No one denies the importance of protecting Canadian society. No one denies that the men and women who are charged with protecting Canada’s borders face tremendously difficult choices every day of their lives. And most Canadians (though not all political philosophers) believe that only those who are legitimately entitled to live and work in Canada should be doing so. Moreover, no one likes to acknowledge the ugly truth that border security requires turning away people whose lives would otherwise go better if they were admitted to, or allowed to remain in, Canada. Yet anyone who has stood in line at border security knows how vulnerable we are to the very quick decisions made by others about whether we can enter or not, which have a tremendous impact on our lives.

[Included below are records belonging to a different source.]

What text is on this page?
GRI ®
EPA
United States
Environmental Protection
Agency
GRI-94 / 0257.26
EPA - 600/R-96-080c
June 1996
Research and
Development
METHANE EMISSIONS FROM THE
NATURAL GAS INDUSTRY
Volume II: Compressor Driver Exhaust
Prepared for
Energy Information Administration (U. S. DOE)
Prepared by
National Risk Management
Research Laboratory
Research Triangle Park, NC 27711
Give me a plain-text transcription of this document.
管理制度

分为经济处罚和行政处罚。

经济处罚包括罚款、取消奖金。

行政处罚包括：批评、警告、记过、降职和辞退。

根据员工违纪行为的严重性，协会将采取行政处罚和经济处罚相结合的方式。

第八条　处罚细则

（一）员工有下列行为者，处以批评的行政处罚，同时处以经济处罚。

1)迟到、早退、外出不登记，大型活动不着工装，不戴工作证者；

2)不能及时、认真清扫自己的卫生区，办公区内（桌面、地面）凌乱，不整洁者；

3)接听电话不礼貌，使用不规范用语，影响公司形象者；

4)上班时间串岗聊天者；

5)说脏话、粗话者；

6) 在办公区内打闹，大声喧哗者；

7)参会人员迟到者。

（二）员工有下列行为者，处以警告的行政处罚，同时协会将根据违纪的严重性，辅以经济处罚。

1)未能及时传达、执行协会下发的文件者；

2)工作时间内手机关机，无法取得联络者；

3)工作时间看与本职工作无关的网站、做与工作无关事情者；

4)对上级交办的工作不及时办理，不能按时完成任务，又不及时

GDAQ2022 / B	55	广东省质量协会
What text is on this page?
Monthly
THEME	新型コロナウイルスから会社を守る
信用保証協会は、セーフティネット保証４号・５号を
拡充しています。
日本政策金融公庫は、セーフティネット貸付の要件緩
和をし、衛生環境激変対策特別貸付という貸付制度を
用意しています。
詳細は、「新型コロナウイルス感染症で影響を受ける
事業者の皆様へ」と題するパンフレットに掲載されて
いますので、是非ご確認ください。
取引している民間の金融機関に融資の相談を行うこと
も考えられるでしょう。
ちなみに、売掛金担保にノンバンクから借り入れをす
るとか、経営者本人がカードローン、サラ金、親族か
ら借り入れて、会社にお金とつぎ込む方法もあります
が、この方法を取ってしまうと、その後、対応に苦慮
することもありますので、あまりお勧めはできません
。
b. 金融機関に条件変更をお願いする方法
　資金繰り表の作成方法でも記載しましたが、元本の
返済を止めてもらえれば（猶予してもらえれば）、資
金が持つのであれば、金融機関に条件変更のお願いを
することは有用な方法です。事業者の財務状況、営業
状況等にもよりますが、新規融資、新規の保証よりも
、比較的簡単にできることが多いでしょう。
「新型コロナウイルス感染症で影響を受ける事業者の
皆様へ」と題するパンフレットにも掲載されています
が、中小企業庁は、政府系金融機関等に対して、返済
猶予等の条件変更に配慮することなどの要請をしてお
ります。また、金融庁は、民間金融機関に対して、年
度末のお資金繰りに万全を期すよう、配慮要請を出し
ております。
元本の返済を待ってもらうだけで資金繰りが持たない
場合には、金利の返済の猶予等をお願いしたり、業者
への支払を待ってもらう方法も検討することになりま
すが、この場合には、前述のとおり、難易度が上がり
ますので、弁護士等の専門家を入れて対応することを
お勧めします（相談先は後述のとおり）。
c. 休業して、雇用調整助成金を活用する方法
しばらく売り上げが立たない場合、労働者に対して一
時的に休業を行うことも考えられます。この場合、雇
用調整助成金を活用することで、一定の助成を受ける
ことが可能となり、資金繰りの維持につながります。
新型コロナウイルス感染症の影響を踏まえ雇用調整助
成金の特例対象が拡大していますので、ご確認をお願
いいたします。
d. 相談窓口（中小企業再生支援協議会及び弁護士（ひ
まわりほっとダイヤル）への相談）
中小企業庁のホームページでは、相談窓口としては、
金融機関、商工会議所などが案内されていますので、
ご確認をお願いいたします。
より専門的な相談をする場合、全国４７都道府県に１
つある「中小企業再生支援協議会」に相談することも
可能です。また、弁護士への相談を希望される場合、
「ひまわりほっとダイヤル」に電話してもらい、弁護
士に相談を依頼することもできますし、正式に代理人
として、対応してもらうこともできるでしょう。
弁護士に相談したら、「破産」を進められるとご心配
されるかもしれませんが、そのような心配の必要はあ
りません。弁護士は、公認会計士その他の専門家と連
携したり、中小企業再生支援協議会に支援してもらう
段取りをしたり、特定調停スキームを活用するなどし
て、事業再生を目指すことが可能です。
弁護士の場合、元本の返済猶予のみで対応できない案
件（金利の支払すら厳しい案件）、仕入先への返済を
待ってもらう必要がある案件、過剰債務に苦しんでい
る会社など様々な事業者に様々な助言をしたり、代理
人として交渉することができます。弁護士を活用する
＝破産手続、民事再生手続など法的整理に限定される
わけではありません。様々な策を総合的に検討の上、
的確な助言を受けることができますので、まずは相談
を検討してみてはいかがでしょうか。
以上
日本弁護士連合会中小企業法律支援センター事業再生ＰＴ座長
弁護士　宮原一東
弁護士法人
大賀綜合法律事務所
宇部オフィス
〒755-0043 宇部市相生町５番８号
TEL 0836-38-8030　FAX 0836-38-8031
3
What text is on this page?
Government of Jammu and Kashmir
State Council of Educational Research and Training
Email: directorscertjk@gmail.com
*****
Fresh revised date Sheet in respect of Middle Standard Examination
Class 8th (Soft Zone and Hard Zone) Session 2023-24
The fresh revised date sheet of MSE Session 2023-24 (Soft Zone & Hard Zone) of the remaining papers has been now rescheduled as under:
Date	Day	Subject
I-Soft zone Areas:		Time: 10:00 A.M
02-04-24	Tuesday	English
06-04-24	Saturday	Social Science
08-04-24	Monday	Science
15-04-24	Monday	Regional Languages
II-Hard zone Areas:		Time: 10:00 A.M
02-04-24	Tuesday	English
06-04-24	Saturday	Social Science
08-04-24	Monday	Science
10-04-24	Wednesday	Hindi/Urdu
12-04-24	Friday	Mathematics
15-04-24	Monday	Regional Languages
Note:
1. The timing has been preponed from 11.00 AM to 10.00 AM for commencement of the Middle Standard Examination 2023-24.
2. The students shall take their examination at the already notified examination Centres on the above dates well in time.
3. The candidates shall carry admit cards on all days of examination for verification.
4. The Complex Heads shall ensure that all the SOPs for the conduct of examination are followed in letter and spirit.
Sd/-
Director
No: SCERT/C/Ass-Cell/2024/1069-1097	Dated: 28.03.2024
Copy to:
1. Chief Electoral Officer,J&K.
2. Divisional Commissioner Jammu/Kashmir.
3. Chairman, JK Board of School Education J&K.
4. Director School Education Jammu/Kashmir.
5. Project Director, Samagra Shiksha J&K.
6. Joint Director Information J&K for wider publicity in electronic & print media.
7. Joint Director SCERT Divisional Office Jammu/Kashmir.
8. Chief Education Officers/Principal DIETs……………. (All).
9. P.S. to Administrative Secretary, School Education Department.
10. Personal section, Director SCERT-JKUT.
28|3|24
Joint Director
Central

These raids highlight the reality that border security does not happen only at the border. Our ‘border’ must now be understood more expansively. We protect national security at the border, but also far beyond it: before individuals board planes to get here, and, much closer to home, in our communities when CBSA representatives forcibly round up those who allegedly do not belong.

These activities are, for many, the legitimate activities of a sovereign state that is entitled to make decisions about whom to exclude and whom to include. Yet it is equally the job of a liberal democratic state such as Canada to make sure that border security is carried out fairly and effectively, with due respect both for Canadians and for those who are the victims of their power. Balancing the need to protect the Canadian border and the need to respect those who attempt to circumvent it may mean that some of those who are not entitled to be in Canada will remain over the long term. But that is a risk we must be prepared to take in order to protect the commitment to respecting others that is at the heart of Canadian democracy.

Recording the suffering of those targeted by CBSA does not meet these standards. We can only hope that the opportunity to watch the destruction of lives on television will prompt Canadians to stand up against this kind of aggression. Canadians, remember, are polite and shy and boring: our border agents should remember that, and so too should Canadians watching them in action.

Patti Tamara Lenard is an assistant professor of ethics at the University of Ottawa’s Graduate School of Public and International Affairs. This article is published in partnership with the Centre for International Policy Studies (CIPS), whose blog carries a version.